The NISS Distinguished Alumni Award is intended for former NISS postdocs or research associates who have had distinguished careers. Examples might include academics who have been promoted to full professor, and individuals who have had successful careers in business, or as leaders in industry or government. Only former NISS postdocs or research associates who left NISS more than 10 years prior to the awarding year are eligible for the award.
Nominations are being sought for the 2020 NISS Distinguished Alumni Award
To nominate yourself for the NISS Distinguished Alumni Award submit as one PDF document the following information to firstname.lastname@example.org by April 30, 2020:
- A cover letter limited to two pages highlighting your achievements. The letter should also include a statement concerning your willingness to attend the NISS reception at the Joint Statistical Meetings in Philadelphia, PA.
- Your up-to-date CV.
Send questions or comments to email@example.com
Haibo Zhou: Honoring his distinguished career, his contributions as a research biostatistician, especially in environmental statistics, outcome-dependent sampling, and reproductive epidemiology.

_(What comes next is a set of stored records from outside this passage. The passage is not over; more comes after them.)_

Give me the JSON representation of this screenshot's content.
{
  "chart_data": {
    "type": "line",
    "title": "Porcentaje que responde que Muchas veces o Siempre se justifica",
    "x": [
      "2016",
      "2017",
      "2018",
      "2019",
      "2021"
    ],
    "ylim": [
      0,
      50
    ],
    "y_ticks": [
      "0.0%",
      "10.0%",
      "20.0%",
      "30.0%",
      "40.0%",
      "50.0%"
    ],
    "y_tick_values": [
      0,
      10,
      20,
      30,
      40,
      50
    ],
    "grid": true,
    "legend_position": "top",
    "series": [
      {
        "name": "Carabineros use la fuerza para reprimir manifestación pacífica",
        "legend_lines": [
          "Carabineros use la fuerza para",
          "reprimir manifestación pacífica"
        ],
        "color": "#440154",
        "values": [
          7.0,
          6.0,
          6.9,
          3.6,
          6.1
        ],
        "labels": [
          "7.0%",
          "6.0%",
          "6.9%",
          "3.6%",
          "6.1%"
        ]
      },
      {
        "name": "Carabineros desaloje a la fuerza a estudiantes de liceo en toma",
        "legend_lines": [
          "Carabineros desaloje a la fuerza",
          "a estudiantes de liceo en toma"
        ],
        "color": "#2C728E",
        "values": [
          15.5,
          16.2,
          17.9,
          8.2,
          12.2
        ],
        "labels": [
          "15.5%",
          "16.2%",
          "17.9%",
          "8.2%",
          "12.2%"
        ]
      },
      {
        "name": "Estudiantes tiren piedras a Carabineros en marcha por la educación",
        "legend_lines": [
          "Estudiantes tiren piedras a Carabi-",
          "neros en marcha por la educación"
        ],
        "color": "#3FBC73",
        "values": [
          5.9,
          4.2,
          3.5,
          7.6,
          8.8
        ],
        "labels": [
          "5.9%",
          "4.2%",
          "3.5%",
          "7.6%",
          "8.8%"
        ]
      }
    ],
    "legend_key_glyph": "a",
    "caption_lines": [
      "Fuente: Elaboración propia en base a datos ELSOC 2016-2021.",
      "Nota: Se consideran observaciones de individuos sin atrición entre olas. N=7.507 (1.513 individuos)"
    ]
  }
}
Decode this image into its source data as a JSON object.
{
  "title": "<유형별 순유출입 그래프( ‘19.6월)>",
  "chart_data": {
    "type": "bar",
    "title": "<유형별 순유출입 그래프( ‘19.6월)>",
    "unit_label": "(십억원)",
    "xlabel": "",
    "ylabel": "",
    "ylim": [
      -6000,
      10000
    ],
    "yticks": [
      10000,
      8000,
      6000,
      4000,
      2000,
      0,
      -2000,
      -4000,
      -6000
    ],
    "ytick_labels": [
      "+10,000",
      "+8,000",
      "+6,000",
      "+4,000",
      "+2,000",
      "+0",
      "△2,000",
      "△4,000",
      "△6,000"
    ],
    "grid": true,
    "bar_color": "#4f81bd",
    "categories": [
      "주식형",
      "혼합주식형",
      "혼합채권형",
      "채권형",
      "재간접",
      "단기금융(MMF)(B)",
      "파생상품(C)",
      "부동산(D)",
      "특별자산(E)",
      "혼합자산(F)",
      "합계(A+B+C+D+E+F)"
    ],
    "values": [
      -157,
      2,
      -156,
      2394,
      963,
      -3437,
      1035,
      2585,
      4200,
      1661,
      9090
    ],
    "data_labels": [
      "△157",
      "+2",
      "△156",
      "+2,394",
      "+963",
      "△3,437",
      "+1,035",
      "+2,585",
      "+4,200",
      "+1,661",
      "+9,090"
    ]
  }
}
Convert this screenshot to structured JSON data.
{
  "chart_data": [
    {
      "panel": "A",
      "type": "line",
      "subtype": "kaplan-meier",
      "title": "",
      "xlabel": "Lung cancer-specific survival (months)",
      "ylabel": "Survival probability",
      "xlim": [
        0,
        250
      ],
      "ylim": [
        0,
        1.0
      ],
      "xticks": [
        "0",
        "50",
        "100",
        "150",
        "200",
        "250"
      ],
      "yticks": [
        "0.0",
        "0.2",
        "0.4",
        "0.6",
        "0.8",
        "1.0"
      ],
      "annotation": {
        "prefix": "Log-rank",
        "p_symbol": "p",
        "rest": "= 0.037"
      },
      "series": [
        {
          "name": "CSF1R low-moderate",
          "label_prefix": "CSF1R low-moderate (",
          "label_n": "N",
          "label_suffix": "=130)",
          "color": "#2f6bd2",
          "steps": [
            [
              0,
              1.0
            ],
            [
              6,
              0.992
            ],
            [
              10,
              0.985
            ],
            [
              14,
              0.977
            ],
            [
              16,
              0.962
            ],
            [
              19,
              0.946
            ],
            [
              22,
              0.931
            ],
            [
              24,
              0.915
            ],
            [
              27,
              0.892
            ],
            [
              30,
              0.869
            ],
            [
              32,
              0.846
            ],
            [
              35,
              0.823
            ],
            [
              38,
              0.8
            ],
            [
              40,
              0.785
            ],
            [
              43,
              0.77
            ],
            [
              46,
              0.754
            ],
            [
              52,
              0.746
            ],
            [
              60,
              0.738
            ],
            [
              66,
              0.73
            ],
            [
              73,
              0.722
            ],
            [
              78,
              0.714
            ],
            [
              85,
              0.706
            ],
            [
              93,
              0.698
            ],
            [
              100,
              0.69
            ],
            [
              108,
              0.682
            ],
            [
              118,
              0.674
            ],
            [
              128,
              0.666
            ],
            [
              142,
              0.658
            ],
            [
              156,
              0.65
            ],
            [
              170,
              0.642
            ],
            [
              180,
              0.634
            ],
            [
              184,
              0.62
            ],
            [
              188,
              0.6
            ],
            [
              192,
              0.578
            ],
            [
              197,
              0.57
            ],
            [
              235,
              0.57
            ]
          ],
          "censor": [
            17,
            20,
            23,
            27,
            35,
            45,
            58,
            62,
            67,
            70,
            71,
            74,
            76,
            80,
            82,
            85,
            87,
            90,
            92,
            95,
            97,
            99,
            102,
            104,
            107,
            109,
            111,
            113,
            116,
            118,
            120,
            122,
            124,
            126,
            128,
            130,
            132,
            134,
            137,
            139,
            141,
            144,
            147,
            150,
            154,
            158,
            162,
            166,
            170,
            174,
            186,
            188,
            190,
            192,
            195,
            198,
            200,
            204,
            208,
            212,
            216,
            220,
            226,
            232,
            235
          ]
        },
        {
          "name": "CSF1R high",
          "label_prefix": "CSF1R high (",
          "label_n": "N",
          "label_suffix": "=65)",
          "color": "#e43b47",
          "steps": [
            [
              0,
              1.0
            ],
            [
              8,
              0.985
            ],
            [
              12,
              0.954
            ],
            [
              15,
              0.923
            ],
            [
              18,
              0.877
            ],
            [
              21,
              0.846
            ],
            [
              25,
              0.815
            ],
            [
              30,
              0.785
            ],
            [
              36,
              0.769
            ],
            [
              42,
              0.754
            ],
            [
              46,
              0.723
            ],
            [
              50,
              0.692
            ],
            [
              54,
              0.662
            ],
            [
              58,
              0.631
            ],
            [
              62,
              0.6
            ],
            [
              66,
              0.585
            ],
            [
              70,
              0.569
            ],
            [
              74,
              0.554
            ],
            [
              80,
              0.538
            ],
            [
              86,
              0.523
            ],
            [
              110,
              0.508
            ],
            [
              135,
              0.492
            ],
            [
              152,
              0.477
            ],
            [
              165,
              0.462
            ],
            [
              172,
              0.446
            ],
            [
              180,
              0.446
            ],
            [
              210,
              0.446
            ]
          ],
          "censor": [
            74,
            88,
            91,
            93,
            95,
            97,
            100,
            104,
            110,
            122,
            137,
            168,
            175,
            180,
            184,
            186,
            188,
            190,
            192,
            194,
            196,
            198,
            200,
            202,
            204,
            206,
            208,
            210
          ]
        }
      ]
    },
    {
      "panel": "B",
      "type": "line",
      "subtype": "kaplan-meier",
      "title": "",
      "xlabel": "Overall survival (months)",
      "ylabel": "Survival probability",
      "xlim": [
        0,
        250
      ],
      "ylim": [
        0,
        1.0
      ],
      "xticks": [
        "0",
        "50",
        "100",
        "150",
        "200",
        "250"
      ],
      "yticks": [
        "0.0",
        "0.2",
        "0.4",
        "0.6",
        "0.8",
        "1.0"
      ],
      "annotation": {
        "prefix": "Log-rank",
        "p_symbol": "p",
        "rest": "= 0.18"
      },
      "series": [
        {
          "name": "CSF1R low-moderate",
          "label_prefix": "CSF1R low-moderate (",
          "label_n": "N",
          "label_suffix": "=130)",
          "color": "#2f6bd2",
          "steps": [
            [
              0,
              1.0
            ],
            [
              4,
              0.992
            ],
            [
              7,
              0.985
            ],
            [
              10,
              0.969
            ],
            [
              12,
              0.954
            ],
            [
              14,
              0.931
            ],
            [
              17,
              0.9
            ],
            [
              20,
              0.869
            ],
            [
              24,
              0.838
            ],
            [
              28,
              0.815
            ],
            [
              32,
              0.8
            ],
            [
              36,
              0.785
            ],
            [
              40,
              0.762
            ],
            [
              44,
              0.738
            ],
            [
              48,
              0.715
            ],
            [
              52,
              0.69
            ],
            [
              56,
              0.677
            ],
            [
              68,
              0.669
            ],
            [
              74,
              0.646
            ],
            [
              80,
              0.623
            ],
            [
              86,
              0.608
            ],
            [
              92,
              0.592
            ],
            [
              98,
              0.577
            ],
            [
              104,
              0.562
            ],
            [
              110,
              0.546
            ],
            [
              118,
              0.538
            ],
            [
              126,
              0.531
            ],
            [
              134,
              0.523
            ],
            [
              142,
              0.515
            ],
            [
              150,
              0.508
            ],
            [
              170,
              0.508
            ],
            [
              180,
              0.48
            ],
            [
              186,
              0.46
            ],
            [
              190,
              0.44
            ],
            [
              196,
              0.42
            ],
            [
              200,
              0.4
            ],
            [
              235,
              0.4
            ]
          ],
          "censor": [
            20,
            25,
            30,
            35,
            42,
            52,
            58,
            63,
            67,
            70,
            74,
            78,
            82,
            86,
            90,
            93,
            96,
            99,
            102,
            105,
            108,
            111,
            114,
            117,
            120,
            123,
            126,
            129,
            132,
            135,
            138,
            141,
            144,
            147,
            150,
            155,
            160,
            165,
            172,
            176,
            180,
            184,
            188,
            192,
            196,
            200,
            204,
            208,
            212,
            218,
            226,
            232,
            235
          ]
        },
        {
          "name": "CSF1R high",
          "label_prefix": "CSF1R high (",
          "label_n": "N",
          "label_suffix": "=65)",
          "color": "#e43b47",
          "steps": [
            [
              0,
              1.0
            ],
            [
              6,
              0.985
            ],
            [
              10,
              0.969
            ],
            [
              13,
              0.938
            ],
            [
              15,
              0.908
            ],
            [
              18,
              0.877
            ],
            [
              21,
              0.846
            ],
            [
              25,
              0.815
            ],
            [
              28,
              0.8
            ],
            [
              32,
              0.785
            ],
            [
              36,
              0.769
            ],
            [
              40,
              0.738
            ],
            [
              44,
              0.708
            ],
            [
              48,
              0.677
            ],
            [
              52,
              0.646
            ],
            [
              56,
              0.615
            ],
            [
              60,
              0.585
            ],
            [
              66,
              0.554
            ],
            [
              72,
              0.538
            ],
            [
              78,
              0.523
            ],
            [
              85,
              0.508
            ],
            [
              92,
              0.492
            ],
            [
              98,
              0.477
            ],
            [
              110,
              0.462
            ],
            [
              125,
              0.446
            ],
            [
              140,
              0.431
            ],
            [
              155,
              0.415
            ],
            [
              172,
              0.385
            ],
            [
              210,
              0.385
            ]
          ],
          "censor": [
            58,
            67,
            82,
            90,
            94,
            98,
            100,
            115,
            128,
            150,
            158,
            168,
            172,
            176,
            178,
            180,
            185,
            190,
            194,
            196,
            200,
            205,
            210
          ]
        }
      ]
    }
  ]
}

Matthias Schonlau: Honoring his distinguished career as a research statistician in both industry and academia, especially his contributions in the area of survey methodology.
Dr. Shanti Gomatam is a Mathematical Statistician at the U.S. Food and Drug Administration. The award recognizes Gomatam's significant contributions to the review and approval of safe and effective medical products.
Dr. Minge Xie is a Professor of Statistics at the Rutgers University. The award recognizes Xie's research on the foundations of statistics and his longstanding commitment to his students and profession.
Jiming Jiang: Honoring his distinguished career and excellence in leadership through research, through education and through example as a role model for the profession of statistics.
Laura Steinberg: Honoring her distinguished career and impact through her leadership in realizing a vision for the intersection of environmental science and statistics.